In what surely has to be a disappointment for a White House that used this case to dubious and distasteful political advantage, prosecutors have dropped charges against two Hispanic teens accused of raping a girl in a Maryland high school bathroom.
At least one of the teens was an “illegal” immigrant who handily fit the bill of the “Mexican rapists” whom Trump promised to keep out of our country during his presidential campaign.
White House spokesperson Sean Spicer said in March that this case showed why President Trump’s crackdown on illegal immigration was integral to the safety of this country, where rape ostensibly doesn’t happen by boys homegrown.
“Part of the reason that the president has made illegal immigration and crackdown such a big deal is because of tragedies like this,” Spicer said, according to USA Today. “Immigration takes its toll on our people if it is not done legally.”
And yet on Friday, Montgomery County, Md., State’s Attorney John McCarthy said the charges against 18-year-old Henry E. Sanchez-Milian of Guatemala and 17-year-old Jose O. Montano of El Salvador were being dropped after a “painstaking investigation,” USA Today reports.
The prosecution determined that a 14-year-old female student at Rockville High School, who claimed that the two teens took turns raping her, didn’t pass muster.
Lawyers for the teens pointed to explicit text messages sent by the girl,and a graphic video she sent to Jose, who then shared it with Sanchez-Milian. Their attorneys said that she “consented” to the sex acts in the bathroom.
Defense lawyer Maria Mena called it “egregious” that Jose, her client, was being charged, while the 14-year-old girl who created the video and sent it to him voluntarily is not.

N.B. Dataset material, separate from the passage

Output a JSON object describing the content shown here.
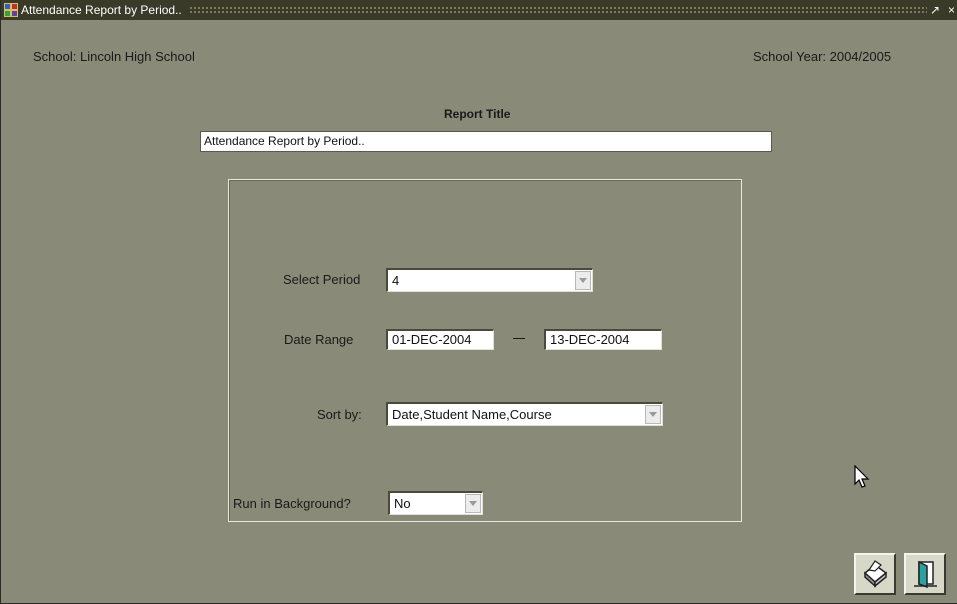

Though the rape charges are being dropped, the two young men are still being charged with possession of child pornography, which for Sanchez-Milian carries a potential sentence of up to five years. They also face deportation.
U.S. Immigration and Customs Enforcement said that Sanchez-Milian was found in Texas in August by a border-patrol agent who determined that he entered the U.S. from Mexico illegally; Jose came to the U.S. from El Salvador to live with relatives who are U.S. citizens after his grandmother died, leaving him alone there.
Deportation proceedings are still pending against Sanchez-Milian; Jose’s lawyer said that she will fight any deportation action against her client.
White House deputy press secretary Sarah Huckabee Sanders on Friday declined to retract any comments the White House has made about the case.